The Grantor will need to file state and federal gift tax returns to report the gift of the remainder interest in the GRAT. The GRAT’s proposed annuity rate will be a near “zero out” rate and, therefore, there should be only minimal value attributable to the gift of the remainder interest in the trust to the beneficiary(ies). Although the Tax Court has provided authority in the Walton case for establishing “zeroed-out” GRATs, the Internal Revenue Service has indicated in numerous rulings that it will not accept a valuation approach that results in a “zeroed-out” transfer. Accordingly, the trust should not be completely zeroed out but very close to zeroed out.
The right to receive a “fixed amount” means the annuity must be a specified fixed dollar amount or a fixed percentage of the initial value of the trust payable each year rather than merely the income produced by the assets in the trust.
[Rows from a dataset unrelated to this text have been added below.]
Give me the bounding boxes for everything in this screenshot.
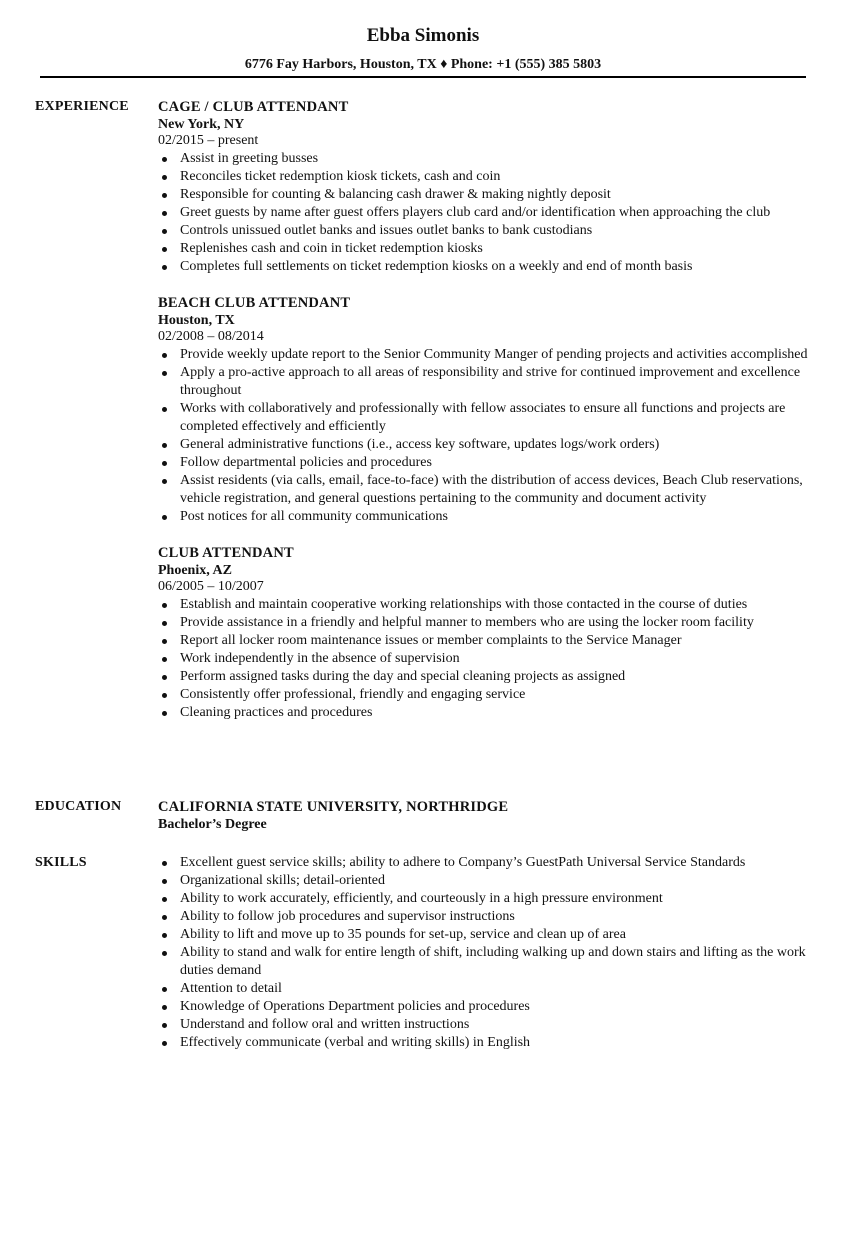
skills-heading: SKILLS: [35, 855, 87, 870]
list-item-text: Work independently in the absence of supervision: [180, 651, 460, 666]
job-dates: 02/2008 – 08/2014: [158, 329, 264, 344]
bullet-icon: [162, 461, 167, 466]
list-item-text: Completes full settlements on ticket redemption kiosks on a weekly and end of month basis: [180, 259, 693, 274]
list-item-text: Excellent guest service skills; ability to adhere to Company’s GuestPath Universal Service Standards: [180, 855, 746, 870]
candidate-name: Ebba Simonis: [366, 25, 480, 46]
header-divider: [40, 76, 806, 78]
list-item: [158, 854, 818, 872]
list-item: [158, 944, 818, 980]
bullet-icon: [162, 371, 167, 376]
bullet-icon: [162, 693, 167, 698]
list-item-text: Ability to stand and walk for entire length of shift, including walking up and down stairs and lifting as the work duties demand: [180, 945, 806, 978]
list-item: [158, 632, 818, 650]
list-item: [158, 668, 818, 686]
list-item: [158, 168, 818, 186]
bullet-icon: [162, 897, 167, 902]
list-item: [158, 686, 818, 704]
bullet-icon: [162, 861, 167, 866]
list-item-text: Greet guests by name after guest offers players club card and/or identification when approaching the club: [180, 205, 771, 220]
job-location: Phoenix, AZ: [158, 563, 232, 578]
bullet-icon: [162, 951, 167, 956]
list-item-text: Follow departmental policies and procedures: [180, 455, 432, 470]
bullet-icon: [162, 265, 167, 270]
list-item-text: Provide assistance in a friendly and helpful manner to members who are using the locker room facility: [180, 615, 754, 630]
experience-heading: EXPERIENCE: [35, 99, 129, 114]
education-body: [158, 798, 818, 834]
bullet-icon: [162, 157, 167, 162]
list-item: [158, 704, 818, 722]
job-location: Houston, TX: [158, 313, 235, 328]
list-item: [158, 222, 818, 240]
job-duties-list: [158, 346, 818, 526]
list-item-text: Establish and maintain cooperative working relationships with those contacted in the course of duties: [180, 597, 748, 612]
list-item-text: Post notices for all community communications: [180, 509, 448, 524]
bullet-icon: [162, 915, 167, 920]
list-item: [158, 508, 818, 526]
list-item-text: Ability to work accurately, efficiently, and courteously in a high pressure environment: [180, 891, 663, 906]
bullet-icon: [162, 1041, 167, 1046]
list-item-text: Effectively communicate (verbal and writing skills) in English: [180, 1035, 531, 1050]
bullet-icon: [162, 211, 167, 216]
list-item: [158, 1034, 818, 1052]
bullet-icon: [162, 1023, 167, 1028]
list-item-text: Ability to follow job procedures and supervisor instructions: [180, 909, 515, 924]
skills-list: [158, 854, 818, 1052]
list-item-text: Controls unissued outlet banks and issues outlet banks to bank custodians: [180, 223, 593, 238]
job-entry: [158, 98, 818, 276]
bullet-icon: [162, 603, 167, 608]
school-name: CALIFORNIA STATE UNIVERSITY, NORTHRIDGE: [158, 799, 509, 815]
list-item-text: Assist residents (via calls, email, face-to-face) with the distribution of access devices, Beach Club reservations, vehicle registration, and general questions pertaining to the community and document activity: [180, 473, 803, 506]
job-entry: [158, 294, 818, 526]
list-item: [158, 204, 818, 222]
bullet-icon: [162, 175, 167, 180]
list-item: [158, 436, 818, 454]
bullet-icon: [162, 479, 167, 484]
list-item: [158, 400, 818, 436]
bullet-icon: [162, 193, 167, 198]
list-item: [158, 1016, 818, 1034]
list-item-text: Assist in greeting busses: [180, 151, 319, 166]
experience-body: [158, 98, 818, 722]
list-item-text: Consistently offer professional, friendly and engaging service: [180, 687, 526, 702]
list-item: [158, 650, 818, 668]
bullet-icon: [162, 247, 167, 252]
job-dates: 02/2015 – present: [158, 133, 259, 148]
job-dates: 06/2005 – 10/2007: [158, 579, 264, 594]
list-item: [158, 186, 818, 204]
list-item-text: Provide weekly update report to the Senior Community Manger of pending projects and activities accomplished: [180, 347, 808, 362]
bullet-icon: [162, 515, 167, 520]
job-duties-list: [158, 596, 818, 722]
skills-body: [158, 854, 818, 1052]
list-item-text: Responsible for counting & balancing cash drawer & making nightly deposit: [180, 187, 611, 202]
list-item: [158, 258, 818, 276]
list-item-text: Reconciles ticket redemption kiosk tickets, cash and coin: [180, 169, 501, 184]
bullet-icon: [162, 933, 167, 938]
bullet-icon: [162, 621, 167, 626]
list-item: [158, 150, 818, 168]
bullet-icon: [162, 229, 167, 234]
job-title: BEACH CLUB ATTENDANT: [158, 295, 351, 311]
job-title: CLUB ATTENDANT: [158, 545, 294, 561]
list-item: [158, 454, 818, 472]
list-item: [158, 596, 818, 614]
list-item: [158, 926, 818, 944]
bullet-icon: [162, 675, 167, 680]
bullet-icon: [162, 353, 167, 358]
list-item: [158, 890, 818, 908]
resume-header: [40, 24, 806, 74]
job-title: CAGE / CLUB ATTENDANT: [158, 99, 349, 115]
list-item-text: Apply a pro-active approach to all areas of responsibility and strive for continued improvement and excellence throughout: [180, 365, 801, 398]
job-entry: [158, 544, 818, 722]
list-item-text: Understand and follow oral and written instructions: [180, 1017, 470, 1032]
list-item-text: Ability to lift and move up to 35 pounds for set-up, service and clean up of area: [180, 927, 626, 942]
bullet-icon: [162, 443, 167, 448]
list-item: [158, 472, 818, 508]
bullet-icon: [162, 879, 167, 884]
list-item: [158, 614, 818, 632]
bullet-icon: [162, 657, 167, 662]
education-heading: EDUCATION: [35, 799, 122, 814]
list-item: [158, 980, 818, 998]
list-item: [158, 346, 818, 364]
contact-line: 6776 Fay Harbors, Houston, TX ♦ Phone: +1 (555) 385 5803: [244, 57, 602, 72]
list-item-text: Replenishes cash and coin in ticket redemption kiosks: [180, 241, 483, 256]
list-item-text: Perform assigned tasks during the day and special cleaning projects as assigned: [180, 669, 626, 684]
list-item-text: Organizational skills; detail-oriented: [180, 873, 386, 888]
list-item: [158, 240, 818, 258]
degree: Bachelor’s Degree: [158, 817, 267, 832]
list-item-text: Works with collaboratively and professionally with fellow associates to ensure all functions and projects are completed effectively and efficiently: [180, 401, 786, 434]
list-item: [158, 364, 818, 400]
list-item: [158, 998, 818, 1016]
bullet-icon: [162, 639, 167, 644]
list-item: [158, 908, 818, 926]
list-item-text: Cleaning practices and procedures: [180, 705, 373, 720]
list-item: [158, 872, 818, 890]
job-location: New York, NY: [158, 117, 245, 132]
list-item-text: Attention to detail: [180, 981, 282, 996]
list-item-text: Knowledge of Operations Department policies and procedures: [180, 999, 530, 1014]
bullet-icon: [162, 987, 167, 992]
bullet-icon: [162, 407, 167, 412]
list-item-text: Report all locker room maintenance issues or member complaints to the Service Manager: [180, 633, 682, 648]
job-duties-list: [158, 150, 818, 276]
bullet-icon: [162, 1005, 167, 1010]
bullet-icon: [162, 711, 167, 716]
list-item-text: General administrative functions (i.e., access key software, updates logs/work orders): [180, 437, 660, 452]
Although fixed payments throughout the term of the trust are the norm, final regulations define the term “fixed amount” more liberally. They would permit the annuity payments to increase or decrease in a systematic manner each year without adverse gift tax consequences. However, the annuity amount may not increase by more than 20 percent over the prior year. For example, if the initial annuity payment is $1,000, the trust could provide that annuity payments in subsequent years increase by as much as 20 percent, to $1,200 in the second year, $1,440 the third year, and so on. If the transferor retains to the right to the greater of a fixed amount or the trust income in each year for a term of years, the annuity will still be a qualified annuity. However, the right to the trust income, if any, in excess of the fixed amount is valued at zero for gift tax purposes. Thus, the retained interest is valued for gift tax purposes as if it did not include any rights to excess income.Since the GRAT permits payment of both income and trust principal to satisfy the annuity payments you have retained, the GRAT should be treated as a grantor trust for income tax purposes. This means you (the grantor) are taxed on income and realized gains on trust assets even if these amounts are greater than the trust’s annuity payments. This further enhances this tool’s effectiveness as a family wealth-shifting and estate-tax-saving device. In essence you are effectively allowed to make gift tax-free gifts of the income taxes that are really attributable to assets backing the remainder beneficiary’s interest in the trust. Accordingly, the trust will be treated as a “grantor trust” for income tax purposes, and, therefore, all of the trust’s income, gains and deductions will be reported on the grantor’s individual income tax return as if the trust did not exist.
By making assumptions about income to be earned by the trust in the future, and future capital growth, it is also possible to project the future value of the principal remainder that will be payable to the beneficiaries at the end of the term of the trust. If limited partnership interests, minority stock interests, or other fractional or non-controlling interests have been contributed to the GRAT and appropriate discounts claimed for lack of voting power or lack of marketability, it may also be useful to illustrate the future economic growth of the pre-discounted value of the principal, and to compare the present value of the remainder for gift tax purposes (including appropriate discounts) with the projected future value of the principal remainder (without discounts).